Last year, the economic forecast was so tepid that the keynote speaker put a photo of his dog, Spartan, in his PowerPoint presentation to help cheer everyone up at the Pasco Economic Development Council's annual business luncheon.
"In the meantime, here's a puppy," said Scott Brown, the economist for Raymond James, after mentioning stagnant unemployment rates and tighter fiscal policy for 2013.
This year, organizers hope speaker William Fruth will be able to leave the pet photos at home.
"There's always going to be this wall of worry we climb, but there is this tailwind starting to push the economy," said EDC president John Hagen, referencing recent expert comments. "Things can always derail it but we feel that push starting to happen."
Fruth is the founder of POLICOM, a consulting firm that analyzes economic trends for local governments and helps develop strategic economic development plans. The company counts Pasco County among its clients. The luncheon, set for Feb. 1, concludes Business Development Week, an event organized by the West Pasco Chamber of Commerce.

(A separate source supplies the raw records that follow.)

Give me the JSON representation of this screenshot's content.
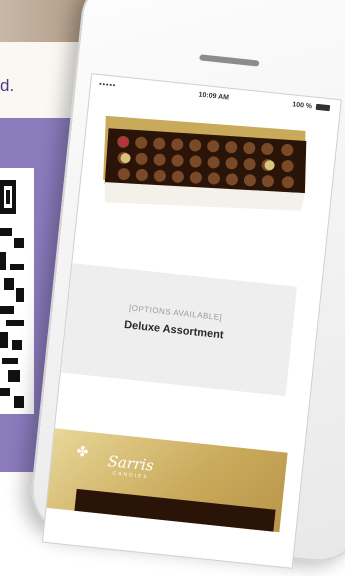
{
  "page": {
    "tagline_fragment": "d."
  },
  "phone": {
    "status": {
      "signal": "•••••",
      "time": "10:09 AM",
      "battery": "100 %"
    },
    "product": {
      "options_label": "[OPTIONS AVAILABLE]",
      "name": "Deluxe Assortment"
    },
    "brand": {
      "name": "Sarris",
      "subtitle": "CANDIES"
    }
  },
  "colors": {
    "purple_background": "#8a7bbd",
    "tagline_purple": "#4b3a83",
    "gold_box": "#c9a95a",
    "chocolate": "#5a301a"
  }
}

"He's doing all the data (analysis) for the county and has a picture of the economy, and an understanding of the Tampa Bay region and our relationship to it," Hagen said.
The week begins Jan. 26 with a business expo at Gulf View Square and includes a kickoff lunch Jan. 28 at Spartan Manor in New Port Richey.
Seminars are offered throughout the week at various locations. Topics this year focus mainly on marketing and technology.
"A large percentage of our members are mom and pop or small businesses," said Dan Sullivan, marketing and events coordinator for the chamber. "They excel at what they do but they don't know how to let people know about it."
The event also focuses on technology, including how to use social media and mobile apps to promote businesses.
"We're rapidly moving into the technological age," Sullivan said. "I'm doing so much more on phones and tablets that I did even two years ago."
He said an attempt to find the neighborhood ice cream truck illustrates the need to be tech savvy.
"I was listening to the bells trying to find it and my son said, 'Let's just use the phone.'"
"If you're going to market to our kids, you're going to do it through electronic devices," he said.
Most of the events are free to attendees, though some that include food do have a fee.